All 4 surviving animals with 120 minutes WI grafts stored with SCS developed SRD, compared with 1/5 in the NEVKP group ( = 0.02). The NEVKP group, when compared with SCS, also demonstrated significantly decreased serum creatinine peak values (1118.51 ± 206.90 µmol/L versus 1675.56 ± 98.15 µmol/L; = 0.002) and higher creatinine clearance (POD4: 9.05 ± 6.97 mL/min versus 0.89 ± 0.56 mL/min; = 0.05). By POD7, serum creatinine was not significantly different than baseline in the NEVKP (431.49 ± 492.50 µmol/L versus 90.19 ± 14.15 µmol/L, respectively; = 0.20) but remained elevated following SCS (1189.25 ± 309.47 µmol/L versus 97.26 ± 29.18 µmol/L, respectively; < 0.01). Histology demonstrated significantly decreased tubular injury scores compared with SCS grafts ( = 0.03).
Kidney grafts subjected to 120 minutes WI before retrieval showed significant improvement in function, prevention of SRD, and decreased injury following 8 hours of NEVKP.
常温离体肾灌注(NEVKP)是一种新兴的肾移植保存技术。我们研究了在循环死亡后捐赠模型中,NEVKP是否能改善严重损伤移植物的早期功能,并降低与延迟移植肾功能类似的严重肾功能障碍(SRD)的发生率。

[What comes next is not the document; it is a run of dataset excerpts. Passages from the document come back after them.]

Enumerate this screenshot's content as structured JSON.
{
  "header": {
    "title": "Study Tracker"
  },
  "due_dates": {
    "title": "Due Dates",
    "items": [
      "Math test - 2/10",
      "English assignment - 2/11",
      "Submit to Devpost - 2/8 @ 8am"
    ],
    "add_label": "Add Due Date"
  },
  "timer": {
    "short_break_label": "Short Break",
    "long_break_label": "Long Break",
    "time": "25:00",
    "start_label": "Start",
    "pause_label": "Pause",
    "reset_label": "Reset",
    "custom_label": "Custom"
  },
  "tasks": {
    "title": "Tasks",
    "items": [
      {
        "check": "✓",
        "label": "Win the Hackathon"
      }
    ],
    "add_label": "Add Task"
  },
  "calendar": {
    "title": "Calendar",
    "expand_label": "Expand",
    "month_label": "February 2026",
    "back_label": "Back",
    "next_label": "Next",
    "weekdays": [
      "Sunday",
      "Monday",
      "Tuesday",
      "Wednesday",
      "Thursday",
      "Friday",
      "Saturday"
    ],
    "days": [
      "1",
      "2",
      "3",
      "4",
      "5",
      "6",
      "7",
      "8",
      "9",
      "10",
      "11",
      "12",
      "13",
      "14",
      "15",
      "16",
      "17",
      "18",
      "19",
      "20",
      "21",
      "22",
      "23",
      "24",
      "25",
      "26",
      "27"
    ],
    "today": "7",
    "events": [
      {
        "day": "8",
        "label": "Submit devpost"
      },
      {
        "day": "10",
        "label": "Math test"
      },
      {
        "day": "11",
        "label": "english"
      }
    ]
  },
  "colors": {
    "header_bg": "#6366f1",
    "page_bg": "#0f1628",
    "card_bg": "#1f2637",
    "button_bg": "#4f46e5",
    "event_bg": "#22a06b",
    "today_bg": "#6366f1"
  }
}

30千克约克夏猪的肾脏在经历120分钟热缺血(WI)后被取出。然后将这些移植物在静态冷藏(SCS,n = 6)中保存或在异位自体移植前接受NEVKP(n = 5)8小时。SRD定义为术后第4天少尿<500 mL/24小时且血清钾+> 6.0 mmol/L。
所有4只存活的接受120分钟WI并采用SCS保存移植物的动物均发生了SRD,而NEVKP组为1/5(P = 0.02)。与SCS相比,NEVKP组还显示血清肌酐峰值显著降低(1118.51±206.90 µmol/L对1675.56±98.15 µmol/L;P = 0.002)以及肌酐清除率更高(术后第4天:9.05±6.97 mL/分钟对0.89±0.56 mL/分钟;P = 0.05)。到术后第7天,NEVKP组血清肌酐与基线无显著差异(分别为431.49±492.50 µmol/L对90.19±14.15 µmol/L;P = 0.20),但SCS后仍升高(分别为1189.25±309.47 µmol/L对97.26±29.18 µmol/L;P < 0.01)。组织学显示与SCS移植物相比,肾小管损伤评分显著降低(P = 0.03)。
在取回前经历120分钟WI的肾移植物在8小时NEVKP后功能有显著改善,预防了SRD,并减少了损伤。